De la lumière au bout d'un tunnel ?
Après une séquence d'ouverture vraiment excitante (parce qu'on est un peu midinette et qu'on aime les catastrophes au cinéma), Clint Eastwood nous offre une réflexion soi-disant osée sur la mort et ce qui la suit. En mettant en scène le sujet de son film comme sujet du livre de la journaliste française jouée par Cécile de France, le réalisateur se lance des fleurs et veut nous faire croire que traiter de l'au-delà, c'est prendre des risques. Il y aurait même une sorte d'omerta autour du thème : les scientifiques qui étudient la mort à travers ceux qui ont l'ont expérimentée et en sont revenus seraient ignorés et méprisés de leurs collègues, des médias, des autorités. Passons sur cet étrange postulat. Si le thème pouvait s'avérer intéressant, la réflexion d'Eastwood n'évite pas au final de se casser la gueule.

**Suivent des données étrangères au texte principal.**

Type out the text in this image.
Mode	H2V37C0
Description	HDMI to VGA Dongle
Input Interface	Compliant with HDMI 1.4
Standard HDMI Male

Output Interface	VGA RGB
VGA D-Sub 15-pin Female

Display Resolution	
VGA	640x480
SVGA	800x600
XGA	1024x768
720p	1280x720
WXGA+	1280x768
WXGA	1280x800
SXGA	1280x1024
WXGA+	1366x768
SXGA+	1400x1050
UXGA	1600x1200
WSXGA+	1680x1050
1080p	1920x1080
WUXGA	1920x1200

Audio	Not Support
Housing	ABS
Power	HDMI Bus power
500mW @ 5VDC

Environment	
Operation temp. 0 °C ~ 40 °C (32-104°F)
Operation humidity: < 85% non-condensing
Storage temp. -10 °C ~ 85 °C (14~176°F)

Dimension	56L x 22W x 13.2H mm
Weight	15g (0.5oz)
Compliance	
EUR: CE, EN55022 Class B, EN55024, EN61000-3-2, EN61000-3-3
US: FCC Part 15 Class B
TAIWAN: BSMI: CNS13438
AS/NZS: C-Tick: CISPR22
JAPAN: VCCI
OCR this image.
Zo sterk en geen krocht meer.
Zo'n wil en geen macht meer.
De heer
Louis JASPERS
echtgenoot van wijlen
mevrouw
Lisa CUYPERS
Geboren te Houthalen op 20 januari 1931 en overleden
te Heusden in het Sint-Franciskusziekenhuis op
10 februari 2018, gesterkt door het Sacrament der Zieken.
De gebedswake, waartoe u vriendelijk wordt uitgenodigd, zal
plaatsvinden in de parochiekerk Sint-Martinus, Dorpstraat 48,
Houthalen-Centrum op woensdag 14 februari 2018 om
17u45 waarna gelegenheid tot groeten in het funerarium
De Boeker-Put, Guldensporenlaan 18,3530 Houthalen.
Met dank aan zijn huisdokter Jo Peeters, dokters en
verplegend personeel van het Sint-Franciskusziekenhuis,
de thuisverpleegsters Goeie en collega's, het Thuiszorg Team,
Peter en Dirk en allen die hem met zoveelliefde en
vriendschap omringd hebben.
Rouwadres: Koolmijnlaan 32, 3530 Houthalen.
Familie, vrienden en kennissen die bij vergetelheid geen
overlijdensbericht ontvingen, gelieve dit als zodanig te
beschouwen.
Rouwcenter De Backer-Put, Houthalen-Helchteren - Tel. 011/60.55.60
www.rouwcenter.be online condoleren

Comment parler de quelque chose que personne (ou presque) n'a vu ? La difficulté n'est pas mince, et on ne peut pas se contenter de reproduire les témoignages des "survivants", qui ont vu de la lumière au bout d'un tunnel sombre, etc., vous connaissez le truc. Alors Clint nous montre des fantômes en contre-jour, sans doute les proches de ceux qui sont sur le point de passer l'arme à gauche.
Pas étonnant si, sur le point de mourir, quelqu'un voit des flashes de lumière et des images de sa famille défunte. Faut-il en déduire que mourir, c'est juste retrouver son grand-père en ombre chinoise ? un peu juste, Clint, comme explication. Au-delà (c'est le cas de le dire) de ces problèmes de fond, le scénario montre lui aussi des signes de faiblesse. Les incohérences ne manquent pas, au point que la partie française frise le ridicule. Resituons le contexte : Cécile de France est une fameuse et sexy journaliste qui présente des reportages sur France 2, une sorte de Delahousse au féminin si vous préférez. Au début du film, on apprend qu'elle pose dans une pub pour Blackberry, ce qui n'est rien d'autre que piétiner allégrement la déontologie journalistique, une aberration totale. Ce n'est pas tout : perturbée par son expérience, la journaliste délaisse l'antenne pour se consacrer à l'écriture d'un livre sur François Mitterrand (qui sera vite abandonné au profit d'un livre super polémique sur la mort). La réunion éditoriale qui préside à l'écriture vaut le détour, puisqu'on y apprend que personne n'aurait vraiment enquêté sur les secrets du président. Là encore, c'est faire fi des dizaines de bouquins sur Mitterrand et Mazarine, son cancer caché, etc. Beaucoup d'autres éléments sonnent faux, contribuant à détacher le spectateur du film, comme lorsque Cécile de France part en Suisse rencontrer une scientifique qui lui donnent tous ses cartons avec ses recherches sur l'au-delà à l'intérieur ! Un peu comme si vous vouliez écrire un livre sur les Beatles et que McCartney vous donnait toutes ses archives... sympa, non?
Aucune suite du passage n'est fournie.